= The Great Saunter =

Annual walk in Manhattan

The Great Saunter is a day-long hike along Manhattan's 32-mile shoreline, visiting more than 20 parks and promenades. Manhattan's waterfront rim has evolved since Shorewalkers Inc, a nonprofit environmental and walking group, began advocating for a public shoreline walkway in 1982. Now the path is nearly contiguous. The Saunter takes place on the first Saturday in May, recognized by the New York City Council as "The Great Saunter Day".

The Great Saunter has received support from numerous elected officials as well as folk singer Pete Seeger, who co-wrote the "Shorewalkers' Saunter Song".

The walk originally started at the South Street Seaport, but the area was damaged during Hurricane Sandy in 2012. The Great Saunter now starts and finishes at Fraunces Tavern.

In 2018, about 1700 people participated in the Great Saunter and by 2026, participants totaled 3000-a growth that did not come without challenges. Approximately half of the participants are locals and the balance travel for the event.

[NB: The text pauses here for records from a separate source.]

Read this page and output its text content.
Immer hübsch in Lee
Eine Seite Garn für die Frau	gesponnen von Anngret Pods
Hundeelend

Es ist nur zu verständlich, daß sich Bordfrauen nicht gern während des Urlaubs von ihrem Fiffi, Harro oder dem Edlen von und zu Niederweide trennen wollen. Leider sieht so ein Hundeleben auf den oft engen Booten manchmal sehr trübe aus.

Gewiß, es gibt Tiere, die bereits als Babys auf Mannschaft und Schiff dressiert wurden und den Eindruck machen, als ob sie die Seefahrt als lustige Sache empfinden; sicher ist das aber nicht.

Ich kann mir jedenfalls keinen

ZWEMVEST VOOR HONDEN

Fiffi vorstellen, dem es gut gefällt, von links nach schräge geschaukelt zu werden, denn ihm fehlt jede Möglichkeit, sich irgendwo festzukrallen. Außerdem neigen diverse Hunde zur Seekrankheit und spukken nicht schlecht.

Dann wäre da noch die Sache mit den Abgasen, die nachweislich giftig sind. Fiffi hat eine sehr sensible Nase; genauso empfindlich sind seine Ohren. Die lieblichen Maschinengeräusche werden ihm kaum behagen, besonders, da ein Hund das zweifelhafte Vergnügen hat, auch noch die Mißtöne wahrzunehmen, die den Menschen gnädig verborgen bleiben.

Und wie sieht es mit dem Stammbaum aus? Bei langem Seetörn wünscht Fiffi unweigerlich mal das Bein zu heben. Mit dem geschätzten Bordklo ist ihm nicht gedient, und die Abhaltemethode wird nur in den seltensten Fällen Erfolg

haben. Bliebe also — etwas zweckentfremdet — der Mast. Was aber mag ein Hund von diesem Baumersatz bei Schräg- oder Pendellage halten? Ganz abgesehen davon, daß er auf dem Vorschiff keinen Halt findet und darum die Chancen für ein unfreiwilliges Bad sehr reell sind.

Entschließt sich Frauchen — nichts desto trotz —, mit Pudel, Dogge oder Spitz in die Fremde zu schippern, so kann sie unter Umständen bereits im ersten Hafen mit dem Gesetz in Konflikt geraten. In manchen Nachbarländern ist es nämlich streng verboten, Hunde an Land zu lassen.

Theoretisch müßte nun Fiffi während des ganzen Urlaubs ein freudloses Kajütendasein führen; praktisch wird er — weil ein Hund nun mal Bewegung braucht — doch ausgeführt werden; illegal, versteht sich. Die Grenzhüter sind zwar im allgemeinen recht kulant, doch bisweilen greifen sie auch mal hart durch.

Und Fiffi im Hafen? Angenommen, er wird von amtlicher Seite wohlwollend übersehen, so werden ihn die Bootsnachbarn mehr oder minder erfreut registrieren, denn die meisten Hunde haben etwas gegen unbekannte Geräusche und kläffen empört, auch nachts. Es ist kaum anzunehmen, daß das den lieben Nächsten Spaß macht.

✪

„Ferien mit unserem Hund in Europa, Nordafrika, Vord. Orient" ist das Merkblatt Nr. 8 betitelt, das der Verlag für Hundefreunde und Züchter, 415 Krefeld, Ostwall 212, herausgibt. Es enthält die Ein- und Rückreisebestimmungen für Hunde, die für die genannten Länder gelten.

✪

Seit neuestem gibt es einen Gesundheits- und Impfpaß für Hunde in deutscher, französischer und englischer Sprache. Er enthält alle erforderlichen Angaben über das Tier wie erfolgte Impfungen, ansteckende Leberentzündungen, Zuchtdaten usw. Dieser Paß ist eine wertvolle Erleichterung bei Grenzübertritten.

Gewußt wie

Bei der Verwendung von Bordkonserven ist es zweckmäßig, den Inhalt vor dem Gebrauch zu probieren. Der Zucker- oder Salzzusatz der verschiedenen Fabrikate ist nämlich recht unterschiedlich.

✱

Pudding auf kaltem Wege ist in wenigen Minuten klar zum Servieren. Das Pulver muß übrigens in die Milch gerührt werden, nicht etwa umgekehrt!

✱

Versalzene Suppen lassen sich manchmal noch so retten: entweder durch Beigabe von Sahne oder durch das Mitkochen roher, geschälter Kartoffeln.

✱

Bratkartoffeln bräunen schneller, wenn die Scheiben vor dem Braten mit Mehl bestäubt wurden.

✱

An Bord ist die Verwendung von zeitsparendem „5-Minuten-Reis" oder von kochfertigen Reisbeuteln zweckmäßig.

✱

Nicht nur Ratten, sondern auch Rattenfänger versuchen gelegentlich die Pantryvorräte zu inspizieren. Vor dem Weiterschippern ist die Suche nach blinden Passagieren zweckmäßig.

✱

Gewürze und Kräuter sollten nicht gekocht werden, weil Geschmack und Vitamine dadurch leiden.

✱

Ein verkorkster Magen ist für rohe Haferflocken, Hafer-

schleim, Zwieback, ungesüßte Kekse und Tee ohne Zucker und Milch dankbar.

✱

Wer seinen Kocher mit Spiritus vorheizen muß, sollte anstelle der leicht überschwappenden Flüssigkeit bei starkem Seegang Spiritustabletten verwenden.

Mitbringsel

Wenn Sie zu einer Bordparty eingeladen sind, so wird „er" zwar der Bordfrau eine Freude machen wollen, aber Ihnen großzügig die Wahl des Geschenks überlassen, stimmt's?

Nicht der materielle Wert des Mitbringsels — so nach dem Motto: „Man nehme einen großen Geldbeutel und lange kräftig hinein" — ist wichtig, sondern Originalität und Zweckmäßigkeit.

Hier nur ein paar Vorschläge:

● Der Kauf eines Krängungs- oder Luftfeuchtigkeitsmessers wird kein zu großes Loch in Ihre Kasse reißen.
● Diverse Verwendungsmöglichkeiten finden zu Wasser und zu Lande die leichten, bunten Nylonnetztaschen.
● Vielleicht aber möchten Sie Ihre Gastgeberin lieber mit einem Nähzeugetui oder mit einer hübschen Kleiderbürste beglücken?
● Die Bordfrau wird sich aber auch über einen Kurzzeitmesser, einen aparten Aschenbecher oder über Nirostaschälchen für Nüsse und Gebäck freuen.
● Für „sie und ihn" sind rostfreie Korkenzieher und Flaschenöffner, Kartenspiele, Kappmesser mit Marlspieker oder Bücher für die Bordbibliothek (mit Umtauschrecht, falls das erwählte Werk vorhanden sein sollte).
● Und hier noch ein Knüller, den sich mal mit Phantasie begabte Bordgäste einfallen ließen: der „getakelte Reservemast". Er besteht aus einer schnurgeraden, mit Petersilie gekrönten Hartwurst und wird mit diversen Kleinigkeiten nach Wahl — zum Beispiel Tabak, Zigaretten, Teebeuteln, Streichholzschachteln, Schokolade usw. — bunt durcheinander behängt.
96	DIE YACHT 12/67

The Great Saunter was first explored and walked by Shorewalkers founder Cy A. Adler in 1982 or 1984. Adler wrote a book about this called Walking Manhattan’s Rim, the Great Saunter, published by Green Eagle Press. In 1984, the first walk had only a few people who had to climb fences and go through holes along the deteriorating waterfront which had lost much of its shipping due to the Container Revolution.